The rougher version of the game is often banned from schools.

Too many skint knees.

Hand clapping

“A sailor went to sea, sea, sea. To see what he could see, see, see. But all that he could see, see, see. Was the bottom of the great blue sea, sea, sea.”

This was another game mostly played by girls, and another intricate and skilful one.

Kids sat or stood facing each other and mixed clapping their hands and singing with clapping each other’s hands.

The songs were usually annoyingly catching, but the routines could be pretty elaborate and impressive to watch.


This game requires balance, dexterity, fitness and timing. It is not an easy game.

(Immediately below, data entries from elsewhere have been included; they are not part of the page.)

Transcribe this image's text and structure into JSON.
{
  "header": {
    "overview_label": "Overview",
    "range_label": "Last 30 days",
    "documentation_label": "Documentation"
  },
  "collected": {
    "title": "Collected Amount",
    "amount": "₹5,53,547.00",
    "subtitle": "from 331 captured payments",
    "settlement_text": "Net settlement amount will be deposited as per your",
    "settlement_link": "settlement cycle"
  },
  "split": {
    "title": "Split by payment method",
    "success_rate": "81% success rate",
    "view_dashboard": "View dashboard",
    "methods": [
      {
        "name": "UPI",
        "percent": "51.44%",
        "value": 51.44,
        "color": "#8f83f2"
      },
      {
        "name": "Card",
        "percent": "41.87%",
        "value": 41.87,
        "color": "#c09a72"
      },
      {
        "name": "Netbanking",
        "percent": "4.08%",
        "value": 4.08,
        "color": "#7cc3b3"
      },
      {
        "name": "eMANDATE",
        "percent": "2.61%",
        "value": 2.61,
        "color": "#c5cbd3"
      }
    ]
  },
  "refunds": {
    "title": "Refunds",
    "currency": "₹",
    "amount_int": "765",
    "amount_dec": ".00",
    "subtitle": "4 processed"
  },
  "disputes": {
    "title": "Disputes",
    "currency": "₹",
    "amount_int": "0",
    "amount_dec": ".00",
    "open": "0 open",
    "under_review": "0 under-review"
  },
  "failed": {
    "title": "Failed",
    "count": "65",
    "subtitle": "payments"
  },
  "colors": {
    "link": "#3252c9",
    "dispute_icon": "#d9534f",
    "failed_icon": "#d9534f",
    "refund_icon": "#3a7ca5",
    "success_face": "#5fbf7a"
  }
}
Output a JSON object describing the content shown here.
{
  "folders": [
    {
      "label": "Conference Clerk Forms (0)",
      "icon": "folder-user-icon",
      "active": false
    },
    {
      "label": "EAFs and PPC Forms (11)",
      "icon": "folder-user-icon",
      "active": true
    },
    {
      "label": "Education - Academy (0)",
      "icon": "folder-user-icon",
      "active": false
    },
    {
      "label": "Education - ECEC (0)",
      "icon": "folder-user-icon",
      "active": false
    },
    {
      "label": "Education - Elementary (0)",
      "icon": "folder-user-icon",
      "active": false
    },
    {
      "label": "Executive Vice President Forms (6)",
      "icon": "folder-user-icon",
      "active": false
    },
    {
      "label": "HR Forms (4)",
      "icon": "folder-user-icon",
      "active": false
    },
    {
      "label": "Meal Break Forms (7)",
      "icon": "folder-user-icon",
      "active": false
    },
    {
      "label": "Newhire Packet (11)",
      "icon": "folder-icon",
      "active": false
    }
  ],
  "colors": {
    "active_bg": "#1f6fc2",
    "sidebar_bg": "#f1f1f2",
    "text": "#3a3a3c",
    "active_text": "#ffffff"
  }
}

Players mark out a grid and number the squares. The first person has to throw a stone onto the first square. He or she then has to jump through the whole course set out, without touching the square with the stone in it.

They the have to return down the course and pick up the stone before finishing up.

Then the same person has to throw it on to the second square and do the same again.

You win when you have done this with every square.

That’s the easy part.

What makes this game so tough is that your turn is over if the stone you throw touches the edge of the lines of the box, or if your foot does the same while you hopscotch.

Depending on the number of players, it can take a whole lunch time to complete the game, so often the winner was just the person who was furthest ahead when the bell rang.

Noughts and crosses

The ultimate battle of wits – until both players learned how to cancel each other out.

It’s fair to say that most games of noughts and crosses end in draws.

But it’s just about the easiest game to set up and play – provided you’ve a pen and paper.